We’ve found something similar to be true of new ideas: The vast majority of them fail in experiments, and even experts often misjudge which ones will pay off.
At Google and Bing, only about 10% to 20% of experiments generate positive results. At Microsoft as a whole, one-third prove effective, one-third have neutral results, and one-third have negative results.
All this goes to show that companies need to kiss a lot of frogs (that is, perform a massive number of experiments) to find a prince.”
6. The Gap Between Those in the Know and Those Not is Massive
The difference in testing program sophistication between those just getting started and Amazon is massive. It’s apparent by our conference attendee feedback that a small percentage is very advanced while most are not. Most websites don’t have the traffic and resources to run massive amounts of tests, but often the best advice is aimed at sites that do.
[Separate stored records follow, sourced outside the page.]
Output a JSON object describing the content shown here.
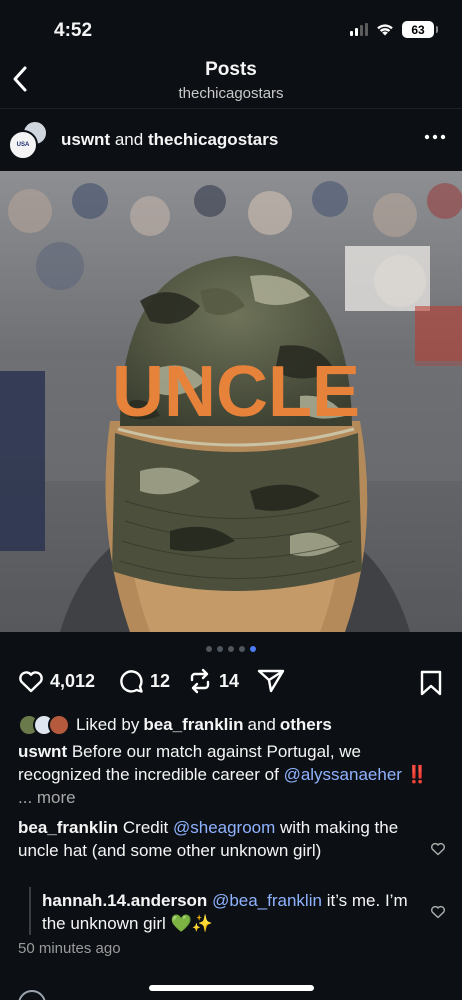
{
  "status": {
    "time": "4:52",
    "battery": "63"
  },
  "nav": {
    "title": "Posts",
    "subtitle": "thechicagostars"
  },
  "post": {
    "author_primary": "uswnt",
    "joiner": "and",
    "author_secondary": "thechicagostars",
    "avatar_badge_text": "USA",
    "image_text": "UNCLE",
    "carousel_count": 5,
    "carousel_active": 5
  },
  "actions": {
    "likes": "4,012",
    "comments": "12",
    "reposts": "14"
  },
  "liked": {
    "prefix": "Liked by",
    "user": "bea_franklin",
    "joiner": "and",
    "others": "others"
  },
  "caption": {
    "user": "uswnt",
    "text": "Before our match against Portugal, we recognized the incredible career of",
    "mention": "@alyssanaeher",
    "emoji": "‼️",
    "more": "... more"
  },
  "comments": [
    {
      "user": "bea_franklin",
      "pre": "Credit",
      "mention": "@sheagroom",
      "text": "with making the uncle hat (and some other unknown girl)"
    },
    {
      "user": "hannah.14.anderson",
      "mention": "@bea_franklin",
      "text": "it’s me. I’m the unknown girl",
      "emoji": "💚✨"
    }
  ],
  "timestamp": "50 minutes ago",
  "colors": {
    "background": "#0c1014",
    "mention": "#8fb2ff",
    "active_dot": "#4c7bf3",
    "hat_text": "#e7823a"
  },
  "icons": [
    "chevron-left-icon",
    "more-icon",
    "heart-icon",
    "comment-icon",
    "repost-icon",
    "share-icon",
    "bookmark-icon"
  ]
}
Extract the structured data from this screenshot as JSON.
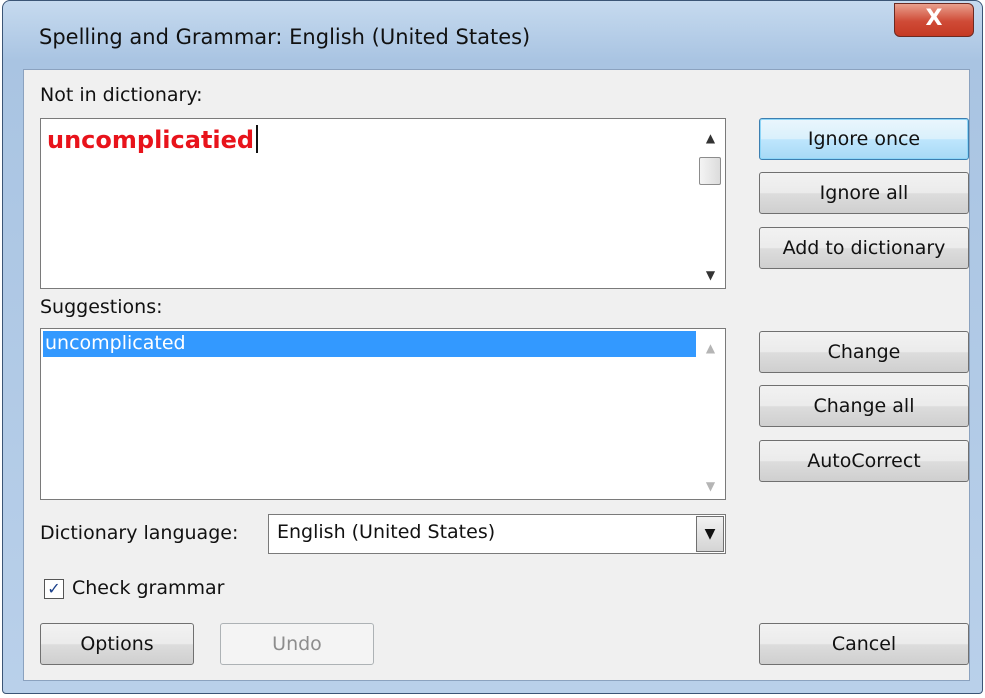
{
  "window": {
    "title": "Spelling and Grammar: English (United States)",
    "close_glyph": "X"
  },
  "not_in_dictionary": {
    "label": "Not in dictionary:",
    "word": "uncomplicatied"
  },
  "suggestions": {
    "label": "Suggestions:",
    "items": [
      "uncomplicated"
    ],
    "selected_index": 0
  },
  "dictionary_language": {
    "label": "Dictionary language:",
    "value": "English (United States)"
  },
  "check_grammar": {
    "label": "Check grammar",
    "checked": true
  },
  "buttons": {
    "ignore_once": "Ignore once",
    "ignore_all": "Ignore all",
    "add_to_dictionary": "Add to dictionary",
    "change": "Change",
    "change_all": "Change all",
    "autocorrect": "AutoCorrect",
    "options": "Options",
    "undo": "Undo",
    "cancel": "Cancel"
  },
  "colors": {
    "misspelled_text": "#e8131b",
    "selection": "#3399ff"
  }
}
There’s an unequal distribution of knowledge and skill, which is totally fine, but it’s a good thing to know when you’re taking advice or trying to apply someone else’s learnings to your situation.
That’s all to say: there’s no substitute for actually knowing what you’re talking about.
In certain disciplines, conversion optimization being one of them, it’s almost impossible to fake your way through an article (especially a 3000 word CXL article). There’s no way you can get around actually learning CRO.
If the skill level of any given field resembles a Pareto distribution, I’d much rather be in the small percentage of people that are the most advanced (and if I’m not there, having the honesty and humility to admit that and learn from those who are).
This isn’t something you can just say and choose, though, it takes blood, sweat, tears, and focus. It takes a long time to master a single aspect of conversion optimization, such as A/B testing.
After we’ve run our first few tests, it’s not time to celebrate our brilliance and achievement, but rather to put our heads down, be humble, and continue improving and learning (the alternative would be to succumb to Dunning-Kruger).
7. The Rabbit Hole Runs Deep
Every time I’ve started down a path to learn something new, after the first hurdles, trips, and struggles, when I first start to get some semblance of true understanding, I’m always amazed at how much more there is. While I’ve learned a lot, there are massive holes in my knowledge and skill set and there will always be gaps.
I could be wrong about this, but it seems that many people will go to the point where they’re “passable” and simply maintain their level of skill and knowledge (your own personal local maximum, if you will) But as Shanelle wrote, “If you’re not getting better, you’re getting worse.”
That’s why it’s so important to invest in yourself in terms of further education (see: CXL Institute), new experience, and opportunity. If you don’t feel challenged and stretched, it’s likely you’re plateauing. You’ve gotta keep the muscles guessing to continue achieving gains.
There’s so much more to learn, build, do. This is the beginning of a long journey for me, and I’m glad it started here.
I learned so much at CXL and it’s been quite an enjoyable experience working next to Peep and team (except for Peep’s tendency to throw pencils to get my attention…).
This list isn’t comprehensive, but these are the lesson that really stick out in terms of their impact.
As for me, I’m heading to HubSpot to work on growth. I’ll be digging through data, running experiments, and exploring traction at a different scale. Perhaps I’ll still write a blog post every now and then.
So thanks to Peep for giving me this opportunity, thanks to anyone who has read any of my articles (and especially thanks to anyone who has reached out because of them or commented), thanks to all the data, optimization, and growth experts I’ve met who have been so generous with their advice and expertise, and thanks to the CXL team for being smart, ambitious, and interesting.